How Social Media has Changed the Market (for the better, if you’re good)

We’ve again entered an era in which relationships are key to the success of a business.

Back before Walmart took over local shopping and Amazon rocked the world of online commerce, our grandparents used to shop at the local corner store. Partially this was because there were few options, but the stores that made it past opening stuck around because they were good. They knew people, they knew their products, and they worked to solve problems for folks. And if the modern business world has taught us anything, it’s that you get paid in proportion to the problems you solve for people.

Common courtesy and good customer service took a dive for a while. Businesses moved towards appeasing the mass of people and cutting corners in a way that alienated a few people here and there, but hey, quarterly profits were up, right? Minimum wage generally equates to minimum effort, and corporations cutting costs for a few decades means that most large businesses now offer good prices, but no soul.

People use social media today because communication is natural: it makes us happy. And when given a choice, people like to spend time with people they like. The same is true of businesses. Lucky for you and your customers, the narrative is moving away from decent products at decent prices with crap customer service, and moving back towards the ethics and qualities of old. Why?

Social media.

God brands are built on caring about people and your legacy, not selling a product. If people connect with you, they talk, listen, like, and eventually do business with you. Social media lets us do this on a scale that has never before been seen. The anonymity of the early internet is giving way to connection. Nowadays, we can see the progress our friends are making on their house remodel in real time, and hear about the companies and brands they’re working with. And we’re listening to those opinions.

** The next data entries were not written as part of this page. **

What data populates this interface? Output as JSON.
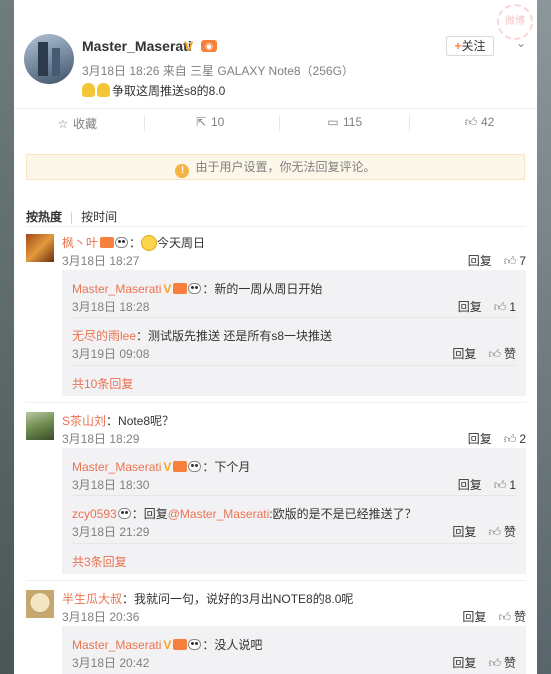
{
  "post": {
    "author": "Master_Maserati",
    "meta": "3月18日 18:26 来自 三星 GALAXY Note8（256G）",
    "content": "争取这周推送s8的8.0",
    "follow_label": "关注",
    "follow_plus": "+",
    "watermark": "微博"
  },
  "actions": {
    "favorite": "收藏",
    "repost": "10",
    "comments": "115",
    "likes": "42"
  },
  "notice": "由于用户设置，你无法回复评论。",
  "sort": {
    "hot": "按热度",
    "time": "按时间"
  },
  "comments": [
    {
      "name": "枫丶叶",
      "text": "今天周日",
      "time": "3月18日 18:27",
      "reply": "回复",
      "likes": "7",
      "replies": [
        {
          "name": "Master_Maserati",
          "text": "新的一周从周日开始",
          "time": "3月18日 18:28",
          "reply": "回复",
          "likes": "1"
        },
        {
          "name": "无尽的雨lee",
          "text": "测试版先推送 还是所有s8一块推送",
          "time": "3月19日 09:08",
          "reply": "回复",
          "likes": "赞"
        }
      ],
      "more": "共10条回复"
    },
    {
      "name": "S茶山刘",
      "text": "Note8呢？",
      "time": "3月18日 18:29",
      "reply": "回复",
      "likes": "2",
      "replies": [
        {
          "name": "Master_Maserati",
          "text": "下个月",
          "time": "3月18日 18:30",
          "reply": "回复",
          "likes": "1"
        },
        {
          "name": "zcy0593",
          "text_prefix": "回复",
          "mention": "@Master_Maserati",
          "text": ":欧版的是不是已经推送了？",
          "time": "3月18日 21:29",
          "reply": "回复",
          "likes": "赞"
        }
      ],
      "more": "共3条回复"
    },
    {
      "name": "半生瓜大叔",
      "text": "我就问一句，说好的3月出NOTE8的8.0呢",
      "time": "3月18日 20:36",
      "reply": "回复",
      "likes": "赞",
      "replies": [
        {
          "name": "Master_Maserati",
          "text": "没人说吧",
          "time": "3月18日 20:42",
          "reply": "回复",
          "likes": "赞"
        }
      ]
    }
  ],
  "colors": {
    "name": "#eb7350",
    "accent": "#ff8140",
    "muted": "#808080"
  }
}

We talk most about the things we hate, then about what we love. We rarely talk about a product that’s just “okay”, so even a bit of bad or just average customer service causes significantly more problems than a bit of positive customer service causes good. On top of that, our opinions now reach more people than ever before. Even complete strangers can be affected by our opinions today.

If you were looking for a place to eat while traveling to a different city, you wouldn’t even look twice at a restaurant that only had two out of five stars on google or yelp. But what if that business wasn’t tech savvy, and that rating came from one one review made by a disgruntled ex-employee? People listen, which means you need to be talking. otherwise someone else will set the narrative for your brand.

Social media is a great way to help put out fires or cover up problems that happen, but better than that is building brand equity before problems ever even happen. That means the ethics and good manners our grandparents used to chide us about are now more important than ever, because our actions can literally have consequences on a world-wide scale.
Remember that everyone has more than one place to buy what you’re selling. Give us a reason to shop with you, and we’ll be loyal. Don’t, and you’re likely to fall behind.